As Easter approaches, a valid question to consider is, did Jesus think he was God? If he rightly claimed to be God, Easter means something because the Resurrection means something. If he truly isn’t God and never claimed to be, the Resurrection is inconsequential at best and a fairytale at worst. Michael Bird, in his contra-Ehrman book How God Became Jesus, considers the skeptical claim that Jesus did not think he was God (and that this is clear even in his own words in the Gospels), but was only deified by his followers postmortem.
Bird quotes J. W. Bowman: “The Church cannot indefinitely continue to believe about Jesus what he did not know to be true about himself.” The point of this quote is crucial to consider, because if Jesus claimed to be God, then we are to take him on his own terms. Then, on his own terms, we can decide if he was a liar, a lunatic, or Lord (as C. S. Lewis has famously quipped). In his chapter “Did Jesus Think He Was God?”, Bird offers some helpful affirmations that Jesus did in fact think he was God (pp. 45-70):
1. Jesus places himself at the center of the Jewish hope that YHWH would return to Zion. “Jesus believed that in his own person this return was happening, God was becoming king, and the day of judgment and salvation was at hand. … [H]e acted in such a way as to identify himself with God’s own activity in the world.”
2. Jesus referred to himself as the promised Son of Man. “The sayings about a future Son of Man still make the best sense if Jesus is speaking of himself as the principal subject. … [A]t Jesus’ trial, he most likely spoke to the effect that he believed that he was the figure of Dan. 7:13-14 and that he was rightfully enthroned beside God.
3. Jesus’s deity is tied to the historical claims about him. Quoting Craig Evans, Bird summarizes, “The New Testament’s deification of Jesus Christ, as seen especially in the theologies of Paul and the fourth evangelist, has its roots in the words and activities of the historical Jesus.”

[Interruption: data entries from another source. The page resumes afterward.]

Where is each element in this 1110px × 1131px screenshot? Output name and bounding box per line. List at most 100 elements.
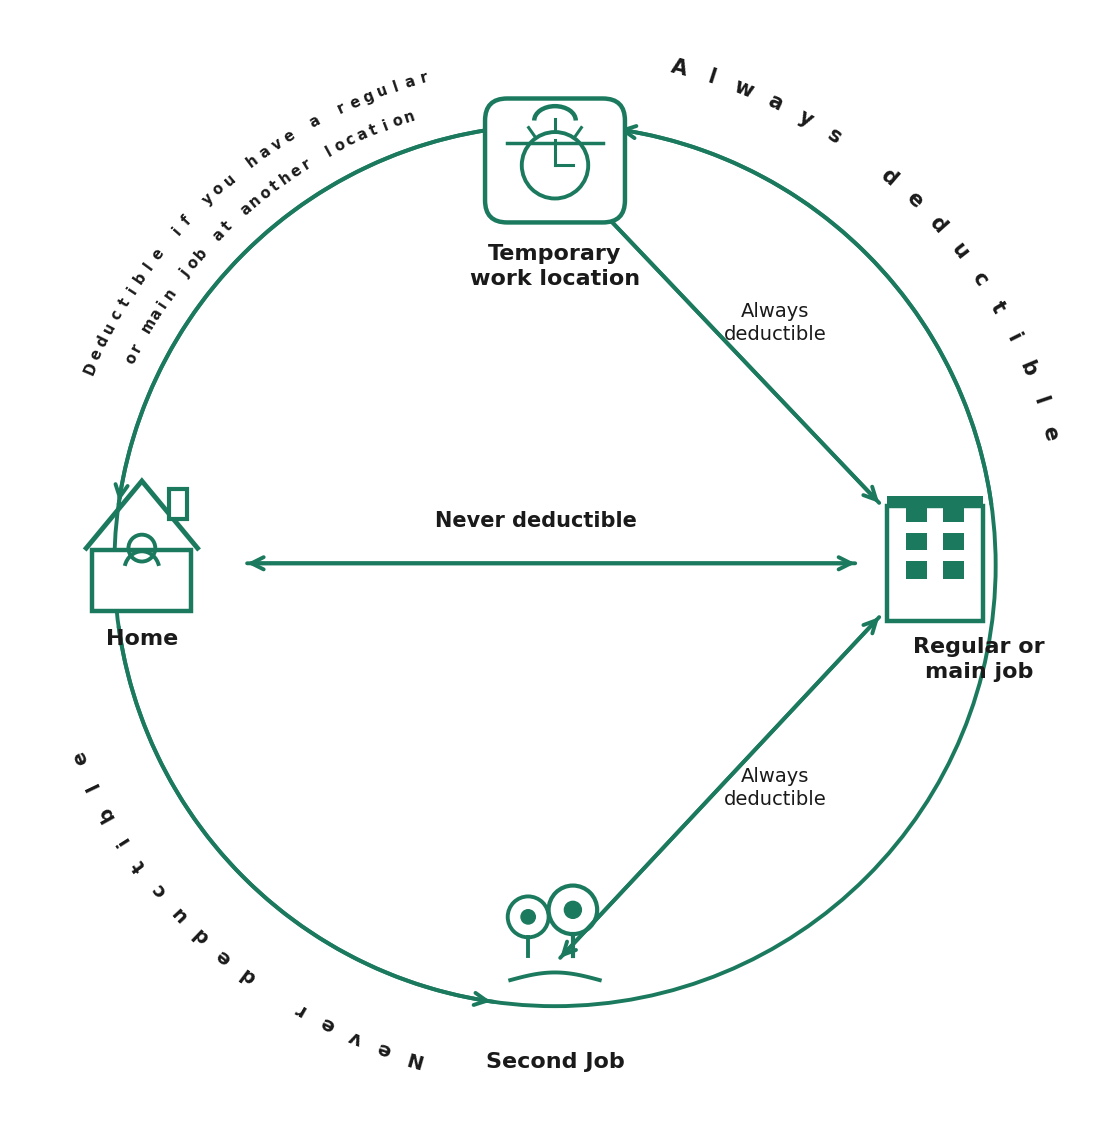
Circle shape <box>564 901 582 918</box>
Text: n: n <box>402 109 416 126</box>
Text: a: a <box>256 144 273 162</box>
Bar <box>944 561 963 579</box>
Circle shape <box>521 909 535 924</box>
Text: o: o <box>332 137 347 155</box>
Text: Always
deductible: Always deductible <box>724 767 827 810</box>
Text: b: b <box>95 803 119 824</box>
Text: t: t <box>130 856 150 875</box>
Text: t: t <box>367 122 380 138</box>
Text: m: m <box>139 316 160 336</box>
Text: l: l <box>705 67 718 88</box>
Text: o: o <box>210 181 228 199</box>
Text: a: a <box>354 127 370 144</box>
Text: l: l <box>141 259 157 273</box>
Text: g: g <box>361 88 376 105</box>
Text: t: t <box>117 296 132 310</box>
Text: l: l <box>392 79 401 95</box>
Text: d: d <box>236 964 260 987</box>
Bar <box>887 506 983 621</box>
Text: e: e <box>149 245 166 262</box>
Text: r: r <box>335 101 347 116</box>
Text: l: l <box>1029 394 1050 407</box>
Text: e: e <box>88 347 105 363</box>
Text: r: r <box>129 340 145 354</box>
Text: d: d <box>877 165 901 190</box>
Text: e: e <box>281 128 297 146</box>
Text: A: A <box>668 57 689 80</box>
Text: c: c <box>108 308 125 322</box>
Text: o: o <box>256 184 274 202</box>
Text: u: u <box>375 83 390 101</box>
Text: w: w <box>731 77 756 102</box>
Text: d: d <box>925 213 950 238</box>
Bar <box>907 561 927 579</box>
Text: o: o <box>122 351 140 366</box>
Text: b: b <box>1016 357 1040 379</box>
Text: t: t <box>987 299 1009 317</box>
Text: u: u <box>947 239 972 264</box>
Text: a: a <box>403 74 417 90</box>
Bar <box>169 489 186 519</box>
Text: u: u <box>101 320 119 337</box>
Text: s: s <box>824 124 845 148</box>
Text: i: i <box>170 225 184 239</box>
Bar <box>907 503 927 521</box>
Bar <box>944 503 963 521</box>
Bar <box>907 533 927 551</box>
Text: t: t <box>268 178 283 195</box>
Text: a: a <box>147 307 164 322</box>
Text: Always
deductible: Always deductible <box>724 302 827 344</box>
Text: c: c <box>148 880 170 900</box>
Text: r: r <box>291 999 309 1020</box>
Text: a: a <box>765 90 786 115</box>
Text: b: b <box>131 269 150 286</box>
Text: f: f <box>179 213 194 228</box>
Text: u: u <box>168 903 191 925</box>
Text: Home: Home <box>105 629 178 649</box>
FancyBboxPatch shape <box>485 98 625 223</box>
Bar <box>92 550 191 611</box>
Text: e: e <box>347 94 362 111</box>
Text: o: o <box>184 254 202 273</box>
Text: e: e <box>69 748 91 767</box>
Text: i: i <box>1003 330 1025 345</box>
Text: Regular or
main job: Regular or main job <box>914 637 1045 682</box>
Text: r: r <box>418 70 430 86</box>
Text: Second Job: Second Job <box>485 1053 624 1072</box>
Text: v: v <box>269 136 285 154</box>
Text: a: a <box>307 113 323 131</box>
Text: a: a <box>238 200 254 218</box>
Text: N: N <box>403 1046 424 1069</box>
Text: e: e <box>317 1013 337 1036</box>
Text: n: n <box>161 285 179 302</box>
Text: n: n <box>246 192 264 210</box>
Text: l: l <box>82 779 102 793</box>
Text: y: y <box>199 191 216 208</box>
Text: b: b <box>192 245 210 264</box>
Text: D: D <box>81 360 100 377</box>
Text: a: a <box>210 227 226 244</box>
Text: d: d <box>94 334 112 349</box>
Text: l: l <box>323 145 334 159</box>
Text: d: d <box>190 924 212 948</box>
Bar <box>944 533 963 551</box>
Text: c: c <box>344 132 357 149</box>
Text: u: u <box>221 171 239 189</box>
Text: i: i <box>124 284 140 296</box>
Text: h: h <box>244 153 262 171</box>
Text: Never deductible: Never deductible <box>435 511 637 532</box>
Text: e: e <box>375 1037 394 1060</box>
Text: y: y <box>795 106 816 130</box>
Text: e: e <box>1038 423 1061 442</box>
Bar <box>887 497 983 506</box>
Text: t: t <box>220 218 235 234</box>
Text: v: v <box>346 1026 365 1048</box>
Text: i: i <box>381 118 391 133</box>
Text: i: i <box>113 832 132 848</box>
Text: r: r <box>300 156 313 173</box>
Text: j: j <box>178 267 192 280</box>
Text: h: h <box>276 170 294 188</box>
Text: o: o <box>390 112 404 130</box>
Text: Temporary
work location: Temporary work location <box>470 244 640 288</box>
Text: c: c <box>968 268 991 290</box>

The final point is tricky because of the counter-argument that Jesus was deified by his followers against his own testimony. But again, dealing with the Scriptures that describe and reveal him, Bird helpfully points out that “John’s claim that Jesus is ‘equal with God’ (John 5:18) and ‘one with the Father’ (10:18) is simply verbalizing what is already assumed by the Synoptic Gospels, namely, that Jesus has a unique relationship with Israel’s God and Jesus possessed an authority equal to that of God.”
This clarification is an important one. Bart Ehrman, the opponent of Bird’s book, is willing to make his arguments (at least partially) from Scripture that Jesus never claimed to be God. Ehrman does concede, however, that John’s Gospel deifies Jesus rather clearly. He isn’t simply ditching the Bible as a witness about Jesus, as many skeptics do. If that’s the playing field he wants to engage on, he will continue to see legitimate rebuttals like Bird’s here. Bird shows convincingly that the Synoptics surely point to Jesus’s divinity, albeit less explicitly than John, and that this belief came from his own self-description.
It continues to baffle me that non-Christian skeptics will appeal to pre-Jesus-like figures in mythology rather than take Christianity on its own terms. For that, I commend Ehrman. Unfortunately for him, the Lion of Judah still roars from the pages of Scripture, and no post-Enlightenment cage can contain him.